How to Handle Family Business Conflicts - Cowsmo

How to Handle Family Business Conflicts

Family business management is enticing yet daunting. You work with loved ones each day and enjoy lunch together, yet you also must wear the supervisor hat.  
To limit conflict, family business advisers Carl Sohn and Michael Stolp of Northwest Farm Credit Services recommend adopting some proven practices to ensure intergenerational cooperation and smooth succession from one management team to the next.

When a problem surfaces, it’s helpful to treat communication as you would a flat tire.

“Think of driving down the road in a bus,” Sohn says. “You hear a flat tire, and you pull over immediately to fix
it. In family businesses, we brush it under the table and hope it gets better on its own.”

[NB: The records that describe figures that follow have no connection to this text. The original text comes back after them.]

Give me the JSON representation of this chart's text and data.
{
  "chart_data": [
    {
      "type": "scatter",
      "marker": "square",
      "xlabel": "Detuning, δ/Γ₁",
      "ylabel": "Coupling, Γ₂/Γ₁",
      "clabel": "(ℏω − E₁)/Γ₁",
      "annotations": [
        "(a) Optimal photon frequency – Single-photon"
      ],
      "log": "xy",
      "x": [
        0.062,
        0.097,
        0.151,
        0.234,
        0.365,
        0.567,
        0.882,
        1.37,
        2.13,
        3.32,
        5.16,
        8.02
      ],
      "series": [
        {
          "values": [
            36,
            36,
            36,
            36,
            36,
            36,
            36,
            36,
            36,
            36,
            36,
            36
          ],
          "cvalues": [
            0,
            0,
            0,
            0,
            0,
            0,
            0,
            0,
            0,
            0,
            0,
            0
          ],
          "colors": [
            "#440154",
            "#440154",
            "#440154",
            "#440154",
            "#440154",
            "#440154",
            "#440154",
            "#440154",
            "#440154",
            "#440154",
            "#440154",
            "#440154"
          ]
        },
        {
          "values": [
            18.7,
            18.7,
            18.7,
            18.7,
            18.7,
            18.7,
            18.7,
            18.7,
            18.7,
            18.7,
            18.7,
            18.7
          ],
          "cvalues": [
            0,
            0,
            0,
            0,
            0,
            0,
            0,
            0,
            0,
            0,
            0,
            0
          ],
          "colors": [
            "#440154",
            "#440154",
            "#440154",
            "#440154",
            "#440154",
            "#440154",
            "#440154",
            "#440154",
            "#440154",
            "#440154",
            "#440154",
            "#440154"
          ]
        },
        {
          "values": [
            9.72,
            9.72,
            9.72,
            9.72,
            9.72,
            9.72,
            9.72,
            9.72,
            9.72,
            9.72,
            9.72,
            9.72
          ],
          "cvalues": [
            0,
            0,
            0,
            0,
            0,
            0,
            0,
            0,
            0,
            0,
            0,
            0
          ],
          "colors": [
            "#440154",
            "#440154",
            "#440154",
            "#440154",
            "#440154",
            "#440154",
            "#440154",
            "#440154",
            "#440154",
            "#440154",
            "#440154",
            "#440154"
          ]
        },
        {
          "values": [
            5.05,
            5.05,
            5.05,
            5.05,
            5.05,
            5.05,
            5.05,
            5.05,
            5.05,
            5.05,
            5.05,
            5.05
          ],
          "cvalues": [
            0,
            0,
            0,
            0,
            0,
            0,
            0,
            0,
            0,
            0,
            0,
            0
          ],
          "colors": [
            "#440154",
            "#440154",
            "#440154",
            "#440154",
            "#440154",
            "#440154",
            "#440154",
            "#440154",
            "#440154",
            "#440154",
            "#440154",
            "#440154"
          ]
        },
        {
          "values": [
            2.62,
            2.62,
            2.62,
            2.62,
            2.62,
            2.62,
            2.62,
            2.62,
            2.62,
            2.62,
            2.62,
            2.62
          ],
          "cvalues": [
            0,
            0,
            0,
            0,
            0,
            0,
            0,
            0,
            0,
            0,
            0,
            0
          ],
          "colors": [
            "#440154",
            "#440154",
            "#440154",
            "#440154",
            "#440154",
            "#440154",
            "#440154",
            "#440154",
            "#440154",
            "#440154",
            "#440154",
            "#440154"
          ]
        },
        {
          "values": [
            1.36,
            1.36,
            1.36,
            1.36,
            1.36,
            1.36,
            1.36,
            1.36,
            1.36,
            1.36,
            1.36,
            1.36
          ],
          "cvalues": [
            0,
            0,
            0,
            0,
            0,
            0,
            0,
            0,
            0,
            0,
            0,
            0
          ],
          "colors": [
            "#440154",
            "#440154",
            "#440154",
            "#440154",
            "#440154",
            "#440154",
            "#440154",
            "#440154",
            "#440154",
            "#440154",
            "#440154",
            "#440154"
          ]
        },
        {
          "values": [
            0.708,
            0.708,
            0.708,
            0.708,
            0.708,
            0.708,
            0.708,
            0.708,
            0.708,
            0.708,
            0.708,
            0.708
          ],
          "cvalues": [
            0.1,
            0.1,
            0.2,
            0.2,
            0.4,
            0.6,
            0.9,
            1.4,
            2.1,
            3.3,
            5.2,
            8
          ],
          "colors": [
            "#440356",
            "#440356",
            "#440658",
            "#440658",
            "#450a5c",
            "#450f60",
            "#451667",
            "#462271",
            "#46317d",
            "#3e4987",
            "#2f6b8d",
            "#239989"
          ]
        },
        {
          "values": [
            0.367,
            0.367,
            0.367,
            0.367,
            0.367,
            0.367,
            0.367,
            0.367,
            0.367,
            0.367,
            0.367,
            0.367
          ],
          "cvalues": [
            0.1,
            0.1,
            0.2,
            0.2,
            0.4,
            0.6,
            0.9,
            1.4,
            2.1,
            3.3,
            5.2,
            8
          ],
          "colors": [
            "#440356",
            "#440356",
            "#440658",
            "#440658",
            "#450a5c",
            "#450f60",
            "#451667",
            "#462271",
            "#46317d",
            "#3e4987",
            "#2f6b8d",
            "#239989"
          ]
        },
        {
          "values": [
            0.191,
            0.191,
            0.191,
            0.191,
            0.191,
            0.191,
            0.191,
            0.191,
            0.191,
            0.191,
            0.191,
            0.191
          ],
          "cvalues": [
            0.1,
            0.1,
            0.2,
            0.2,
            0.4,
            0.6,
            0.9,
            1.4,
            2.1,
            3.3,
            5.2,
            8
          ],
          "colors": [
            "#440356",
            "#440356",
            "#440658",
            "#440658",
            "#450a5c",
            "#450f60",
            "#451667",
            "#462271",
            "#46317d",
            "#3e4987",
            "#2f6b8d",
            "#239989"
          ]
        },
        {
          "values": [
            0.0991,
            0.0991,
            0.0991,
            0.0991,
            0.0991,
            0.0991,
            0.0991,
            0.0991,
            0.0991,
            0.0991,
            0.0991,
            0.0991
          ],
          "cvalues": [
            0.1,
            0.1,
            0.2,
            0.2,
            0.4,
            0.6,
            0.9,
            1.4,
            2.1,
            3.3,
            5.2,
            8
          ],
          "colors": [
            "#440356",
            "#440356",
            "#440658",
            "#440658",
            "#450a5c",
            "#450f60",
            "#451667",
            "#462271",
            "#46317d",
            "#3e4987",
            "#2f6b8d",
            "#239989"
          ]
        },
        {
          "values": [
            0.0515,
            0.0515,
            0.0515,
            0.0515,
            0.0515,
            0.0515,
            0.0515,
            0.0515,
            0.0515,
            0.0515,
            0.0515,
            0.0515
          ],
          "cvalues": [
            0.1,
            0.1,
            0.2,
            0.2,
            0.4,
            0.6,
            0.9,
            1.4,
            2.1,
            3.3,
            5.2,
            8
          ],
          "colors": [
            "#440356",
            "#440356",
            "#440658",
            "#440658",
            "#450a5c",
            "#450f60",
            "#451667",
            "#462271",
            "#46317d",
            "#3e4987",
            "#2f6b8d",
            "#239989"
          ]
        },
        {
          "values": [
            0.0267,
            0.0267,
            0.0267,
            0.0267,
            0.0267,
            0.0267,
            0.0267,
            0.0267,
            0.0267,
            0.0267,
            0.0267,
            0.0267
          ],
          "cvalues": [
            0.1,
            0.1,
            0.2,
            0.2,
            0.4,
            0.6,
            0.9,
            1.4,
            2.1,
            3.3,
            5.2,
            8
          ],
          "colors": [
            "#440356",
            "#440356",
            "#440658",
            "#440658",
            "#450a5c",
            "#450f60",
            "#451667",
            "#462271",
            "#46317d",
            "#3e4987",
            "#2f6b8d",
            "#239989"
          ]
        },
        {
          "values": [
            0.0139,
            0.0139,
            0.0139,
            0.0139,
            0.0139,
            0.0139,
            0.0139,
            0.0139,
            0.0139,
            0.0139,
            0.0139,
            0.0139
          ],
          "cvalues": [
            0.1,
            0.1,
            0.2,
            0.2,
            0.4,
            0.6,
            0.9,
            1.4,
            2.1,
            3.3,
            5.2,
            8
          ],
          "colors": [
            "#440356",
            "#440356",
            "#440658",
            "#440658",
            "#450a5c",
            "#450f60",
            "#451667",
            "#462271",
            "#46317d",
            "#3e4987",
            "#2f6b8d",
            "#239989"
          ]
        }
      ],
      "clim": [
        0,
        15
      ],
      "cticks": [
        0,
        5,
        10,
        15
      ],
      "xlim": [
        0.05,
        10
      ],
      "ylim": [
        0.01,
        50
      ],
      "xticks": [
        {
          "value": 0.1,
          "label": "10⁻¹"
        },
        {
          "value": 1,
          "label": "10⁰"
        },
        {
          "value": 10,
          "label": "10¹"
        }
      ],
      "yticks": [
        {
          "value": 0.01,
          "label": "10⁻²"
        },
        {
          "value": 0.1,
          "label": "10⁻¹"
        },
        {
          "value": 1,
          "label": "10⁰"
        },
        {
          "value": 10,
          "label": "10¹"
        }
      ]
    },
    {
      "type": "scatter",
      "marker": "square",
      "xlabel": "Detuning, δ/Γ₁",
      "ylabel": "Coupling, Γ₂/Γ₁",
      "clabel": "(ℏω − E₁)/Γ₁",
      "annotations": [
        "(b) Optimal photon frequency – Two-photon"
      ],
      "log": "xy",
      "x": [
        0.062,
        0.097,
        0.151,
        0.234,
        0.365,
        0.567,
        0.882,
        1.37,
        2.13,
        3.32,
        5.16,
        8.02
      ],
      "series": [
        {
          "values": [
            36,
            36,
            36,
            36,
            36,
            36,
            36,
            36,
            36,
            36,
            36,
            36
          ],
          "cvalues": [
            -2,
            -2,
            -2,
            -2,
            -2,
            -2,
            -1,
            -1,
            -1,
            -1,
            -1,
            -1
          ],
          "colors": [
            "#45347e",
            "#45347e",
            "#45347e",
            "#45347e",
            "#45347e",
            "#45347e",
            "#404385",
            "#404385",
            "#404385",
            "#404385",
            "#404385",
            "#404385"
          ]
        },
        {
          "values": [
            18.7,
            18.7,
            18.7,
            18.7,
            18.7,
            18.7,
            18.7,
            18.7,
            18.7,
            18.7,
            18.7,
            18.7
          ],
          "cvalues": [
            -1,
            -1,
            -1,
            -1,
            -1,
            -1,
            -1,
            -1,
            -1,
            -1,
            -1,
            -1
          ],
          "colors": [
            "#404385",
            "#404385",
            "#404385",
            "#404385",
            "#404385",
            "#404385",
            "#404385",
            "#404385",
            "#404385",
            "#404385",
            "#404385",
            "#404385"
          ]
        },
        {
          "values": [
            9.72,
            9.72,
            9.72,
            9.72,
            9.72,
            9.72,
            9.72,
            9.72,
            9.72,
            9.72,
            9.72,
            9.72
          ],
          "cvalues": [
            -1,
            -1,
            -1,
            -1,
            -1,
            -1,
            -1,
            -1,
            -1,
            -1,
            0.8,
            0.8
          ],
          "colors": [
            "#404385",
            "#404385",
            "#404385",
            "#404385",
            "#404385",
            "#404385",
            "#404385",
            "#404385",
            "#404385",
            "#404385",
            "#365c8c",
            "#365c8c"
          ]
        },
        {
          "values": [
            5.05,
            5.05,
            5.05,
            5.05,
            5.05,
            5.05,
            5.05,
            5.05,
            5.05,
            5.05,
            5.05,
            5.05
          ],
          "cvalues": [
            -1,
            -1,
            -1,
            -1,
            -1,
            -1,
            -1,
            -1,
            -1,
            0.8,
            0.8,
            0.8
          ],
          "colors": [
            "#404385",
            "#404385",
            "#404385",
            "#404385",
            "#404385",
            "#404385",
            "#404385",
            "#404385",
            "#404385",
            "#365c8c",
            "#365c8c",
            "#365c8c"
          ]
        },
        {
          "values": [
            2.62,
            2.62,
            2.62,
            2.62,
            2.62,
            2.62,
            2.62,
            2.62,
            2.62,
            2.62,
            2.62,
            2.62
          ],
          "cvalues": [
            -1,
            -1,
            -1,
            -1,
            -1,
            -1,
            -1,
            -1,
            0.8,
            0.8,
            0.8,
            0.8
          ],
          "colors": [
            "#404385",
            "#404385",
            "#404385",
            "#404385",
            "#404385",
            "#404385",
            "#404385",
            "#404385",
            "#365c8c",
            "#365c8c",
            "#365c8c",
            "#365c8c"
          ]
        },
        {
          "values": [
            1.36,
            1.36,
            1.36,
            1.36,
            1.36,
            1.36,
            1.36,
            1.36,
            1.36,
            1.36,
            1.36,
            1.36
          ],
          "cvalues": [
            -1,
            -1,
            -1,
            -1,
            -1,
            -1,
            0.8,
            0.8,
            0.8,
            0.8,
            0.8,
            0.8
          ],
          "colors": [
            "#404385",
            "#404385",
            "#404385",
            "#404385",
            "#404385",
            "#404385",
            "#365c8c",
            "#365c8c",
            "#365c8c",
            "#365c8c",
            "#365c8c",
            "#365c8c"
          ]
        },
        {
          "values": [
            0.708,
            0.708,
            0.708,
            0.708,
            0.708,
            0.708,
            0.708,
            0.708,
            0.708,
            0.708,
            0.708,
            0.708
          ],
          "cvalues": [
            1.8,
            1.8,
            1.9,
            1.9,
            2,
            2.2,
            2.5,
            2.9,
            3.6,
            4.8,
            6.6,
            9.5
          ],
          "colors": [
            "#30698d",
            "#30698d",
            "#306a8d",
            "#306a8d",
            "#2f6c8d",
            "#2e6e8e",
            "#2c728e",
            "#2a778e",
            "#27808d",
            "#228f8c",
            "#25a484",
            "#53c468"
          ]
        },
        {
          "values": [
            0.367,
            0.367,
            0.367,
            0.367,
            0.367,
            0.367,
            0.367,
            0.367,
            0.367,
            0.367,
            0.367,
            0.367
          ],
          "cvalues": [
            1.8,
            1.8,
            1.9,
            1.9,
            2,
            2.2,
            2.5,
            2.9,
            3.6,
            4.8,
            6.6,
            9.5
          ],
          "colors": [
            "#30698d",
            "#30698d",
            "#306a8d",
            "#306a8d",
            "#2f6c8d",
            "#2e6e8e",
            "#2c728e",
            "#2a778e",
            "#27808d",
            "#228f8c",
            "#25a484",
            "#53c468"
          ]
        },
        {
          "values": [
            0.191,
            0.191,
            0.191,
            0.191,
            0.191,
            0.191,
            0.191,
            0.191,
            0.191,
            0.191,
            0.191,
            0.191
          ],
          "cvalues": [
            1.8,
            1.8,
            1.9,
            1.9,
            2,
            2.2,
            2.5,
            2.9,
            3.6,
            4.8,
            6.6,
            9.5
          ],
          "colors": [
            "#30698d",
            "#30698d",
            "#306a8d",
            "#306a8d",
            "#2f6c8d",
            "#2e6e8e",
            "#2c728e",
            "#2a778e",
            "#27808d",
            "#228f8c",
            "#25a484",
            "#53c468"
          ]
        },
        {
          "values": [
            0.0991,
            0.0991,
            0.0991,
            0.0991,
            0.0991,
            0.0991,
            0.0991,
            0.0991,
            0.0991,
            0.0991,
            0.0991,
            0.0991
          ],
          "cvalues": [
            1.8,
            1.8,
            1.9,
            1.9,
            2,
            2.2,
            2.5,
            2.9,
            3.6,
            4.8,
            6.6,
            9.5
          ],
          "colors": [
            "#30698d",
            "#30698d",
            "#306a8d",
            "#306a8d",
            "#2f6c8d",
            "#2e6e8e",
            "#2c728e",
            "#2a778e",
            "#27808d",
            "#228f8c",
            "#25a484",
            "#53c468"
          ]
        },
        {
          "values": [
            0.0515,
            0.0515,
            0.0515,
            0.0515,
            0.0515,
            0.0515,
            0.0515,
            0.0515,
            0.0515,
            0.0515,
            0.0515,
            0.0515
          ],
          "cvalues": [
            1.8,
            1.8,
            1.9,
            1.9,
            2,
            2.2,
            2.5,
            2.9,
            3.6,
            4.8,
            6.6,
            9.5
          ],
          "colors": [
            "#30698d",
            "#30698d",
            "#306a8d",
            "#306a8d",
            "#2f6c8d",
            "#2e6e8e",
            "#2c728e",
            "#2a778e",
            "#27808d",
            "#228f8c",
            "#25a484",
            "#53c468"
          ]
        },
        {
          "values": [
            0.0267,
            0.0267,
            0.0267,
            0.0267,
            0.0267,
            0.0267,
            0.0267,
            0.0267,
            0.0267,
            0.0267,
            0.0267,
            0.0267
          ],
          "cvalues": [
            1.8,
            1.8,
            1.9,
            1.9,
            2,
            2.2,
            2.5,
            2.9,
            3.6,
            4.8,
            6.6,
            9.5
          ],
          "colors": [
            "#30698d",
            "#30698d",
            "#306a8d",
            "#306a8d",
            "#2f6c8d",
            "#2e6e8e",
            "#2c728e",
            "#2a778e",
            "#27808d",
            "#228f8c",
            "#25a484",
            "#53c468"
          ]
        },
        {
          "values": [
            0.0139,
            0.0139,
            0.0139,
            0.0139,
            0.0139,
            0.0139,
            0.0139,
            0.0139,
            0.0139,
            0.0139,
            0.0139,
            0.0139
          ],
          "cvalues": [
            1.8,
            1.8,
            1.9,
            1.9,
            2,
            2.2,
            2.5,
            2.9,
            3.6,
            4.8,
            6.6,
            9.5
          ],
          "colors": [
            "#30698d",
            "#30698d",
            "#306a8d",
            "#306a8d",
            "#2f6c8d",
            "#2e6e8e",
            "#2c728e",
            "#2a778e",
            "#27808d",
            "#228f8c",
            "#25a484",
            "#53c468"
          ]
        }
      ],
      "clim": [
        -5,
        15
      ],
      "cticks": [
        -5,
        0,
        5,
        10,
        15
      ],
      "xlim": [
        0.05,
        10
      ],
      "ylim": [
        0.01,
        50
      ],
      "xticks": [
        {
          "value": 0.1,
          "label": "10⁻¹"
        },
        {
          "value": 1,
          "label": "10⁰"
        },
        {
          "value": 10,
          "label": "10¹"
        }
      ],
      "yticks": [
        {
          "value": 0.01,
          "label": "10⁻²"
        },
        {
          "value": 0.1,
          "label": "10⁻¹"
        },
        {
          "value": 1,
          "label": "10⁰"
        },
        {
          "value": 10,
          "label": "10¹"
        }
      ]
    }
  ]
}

As more generations are added to the business, communication gets harder. Without communication, the flat tire is less likely to get fixed.

Plan With Perspective. Achieve understanding by listening to the other person’s perspective and then restating it to them.

“This is the secret sauce to mutual respect,” Sohn says, “because now I have to reciprocate and truly listen to what you are saying and seek to understand your perspective.”

After listening to each other’s perspectives, both parties can reach a third alternative that likely is better than what either person would have suggested on his or her own.

It’s also important to develop family and business objectives, adds Kelvin Kleibold, a farm management extension specialist at Iowa State University. Written goals can be referenced as team members settle disagreements. They provide a record of goals the operation has set as well as objectives the family holds.

Take time to create an action plan, which states how team members will  put goals to work. Too many times, families develop plans but don’t hold people to them, Sohn says.

“Great plans can fall flat on their faces when we don’t have a plan to drive accountability,” Sohn explains.

Operational and strategic meetings might not sound enjoyable, but they are necessary to review and update farm business plans over time. Use operational meetings to set priorities each week. Strategic meetings can occur less frequently and should help develop strategies to reach long-term goals.

Hold Purposeful Meetings. At each of these meetings, equip team members with the resources they will need to achieve the goals, review any obstacles they might face and adjust plans as needed.

“Not having meetings is a little like planting a crop and not checking on it until it’s time for harvest,” Stolp points out. “It’s awfully hard to expect you’re going to get a great outcome then.”

Throughout the growing season and into harvest this year, remind your team of these strategies and continue to implement them. Efficient communication between generations will keep problems from getting bigger while fostering peace of mind and adding stability to your  operation’s bottom line.